Llaudes ha inoltre indicato che "il successo della combinazione degli sforzi in materia di politica fiscale e monetaria si tradurrà in progressi nel consolidamento degli indicatori favorevoli, che avranno ripercussioni nel medio e lungo termine".
Valdez Albizu
Valdez Albizu ha definito la diagnosi della missione "molto accurata" e ha sottolineato il clima di investimenti in crescita e la stabilità economica condivisi dai settori consultati. Ha aggiunto che "in futuro, la Banca Centrale, che apprezza il sempre prezioso supporto del FMI nei periodi di incertezza internazionale, richiederà la consulenza tecnica e l'orientamento dell'organizzazione, soprattutto per quanto riguarda l'attuazione di nuove misure che rafforzino le strategie attuali, approfondiscano le riforme e aprano nuove strade per la crescita".
Ha sottolineato l'importanza del coordinamento delle politiche fiscali e monetarie per garantire il mantenimento della stabilità macroeconomica, della pace sociale, della sicurezza giuridica e del clima favorevole agli investimenti che prevale nel paese.

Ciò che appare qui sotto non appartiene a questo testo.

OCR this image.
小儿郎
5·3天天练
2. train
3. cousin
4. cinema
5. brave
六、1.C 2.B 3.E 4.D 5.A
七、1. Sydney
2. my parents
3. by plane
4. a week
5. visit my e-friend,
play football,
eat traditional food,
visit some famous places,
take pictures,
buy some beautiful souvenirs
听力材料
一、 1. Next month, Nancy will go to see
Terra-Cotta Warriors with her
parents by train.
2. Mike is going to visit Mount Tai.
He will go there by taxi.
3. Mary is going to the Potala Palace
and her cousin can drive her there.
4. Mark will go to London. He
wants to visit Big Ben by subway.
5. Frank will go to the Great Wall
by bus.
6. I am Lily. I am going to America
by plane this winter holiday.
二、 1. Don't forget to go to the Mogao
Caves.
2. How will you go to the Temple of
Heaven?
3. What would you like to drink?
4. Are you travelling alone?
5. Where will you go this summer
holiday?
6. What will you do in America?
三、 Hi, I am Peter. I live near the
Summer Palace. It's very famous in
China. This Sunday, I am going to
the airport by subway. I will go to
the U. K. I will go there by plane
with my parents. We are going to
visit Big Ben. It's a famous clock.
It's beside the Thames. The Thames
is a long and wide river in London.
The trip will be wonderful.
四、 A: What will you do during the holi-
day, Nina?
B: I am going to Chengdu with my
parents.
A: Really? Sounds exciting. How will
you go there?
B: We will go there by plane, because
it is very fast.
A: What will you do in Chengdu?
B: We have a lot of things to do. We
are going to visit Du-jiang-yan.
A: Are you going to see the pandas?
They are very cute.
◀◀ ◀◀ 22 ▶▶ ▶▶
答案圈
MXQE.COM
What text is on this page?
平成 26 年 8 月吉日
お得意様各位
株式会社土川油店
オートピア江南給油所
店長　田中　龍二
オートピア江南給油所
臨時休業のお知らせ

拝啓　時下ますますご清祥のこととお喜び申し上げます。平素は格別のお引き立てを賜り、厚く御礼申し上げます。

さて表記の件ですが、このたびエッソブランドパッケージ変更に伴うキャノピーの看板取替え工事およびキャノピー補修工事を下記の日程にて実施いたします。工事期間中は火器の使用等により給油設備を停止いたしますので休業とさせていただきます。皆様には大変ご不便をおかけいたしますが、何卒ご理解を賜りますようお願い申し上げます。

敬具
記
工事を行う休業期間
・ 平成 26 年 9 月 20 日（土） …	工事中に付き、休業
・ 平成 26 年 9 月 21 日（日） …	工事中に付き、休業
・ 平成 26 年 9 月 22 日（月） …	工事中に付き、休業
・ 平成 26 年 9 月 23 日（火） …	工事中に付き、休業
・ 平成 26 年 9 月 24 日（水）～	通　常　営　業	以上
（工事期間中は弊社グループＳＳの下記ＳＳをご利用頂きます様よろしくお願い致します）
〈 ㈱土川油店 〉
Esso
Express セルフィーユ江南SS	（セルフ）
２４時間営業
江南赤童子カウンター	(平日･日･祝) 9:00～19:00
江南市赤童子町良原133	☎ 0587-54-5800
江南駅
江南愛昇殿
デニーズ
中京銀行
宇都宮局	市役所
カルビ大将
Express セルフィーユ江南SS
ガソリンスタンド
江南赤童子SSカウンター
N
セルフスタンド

Alla missione del FMI, ai sensi dell'articolo IV, hanno partecipato anche Pamela Beatriz Madrid, economista senior; Nathaniel Arnold, rappresentante; e Gerardo Peraza, rappresentante residente in America Centrale, Panama e Repubblica Dominicana.
Il governatore era accompagnato dalla vicegovernatrice, Clarissa de la Rocha de Torres; dal direttore, Ervin Novas Bello; dal vicedirettore per le politiche monetarie, valutarie e finanziarie, Joel Tejeda; dalla vicedirettrice per le operazioni, Liselotte Reyes; dal consigliere del governatore, Julio Andújar Scheker; dal vicedirettore per la regolamentazione e la stabilità finanziaria, Máximo Rodríguez; dal vicedirettore del dipartimento di programmazione monetaria e studi economici, Joel González; dalla vicedirettrice del dipartimento internazionale, Brenda Villanueva; e dai direttori dei conti nazionali, del tesoro e della regolamentazione e stabilità finanziaria, rispettivamente Elina Rosario, José Perdomo e Carlos Delgado.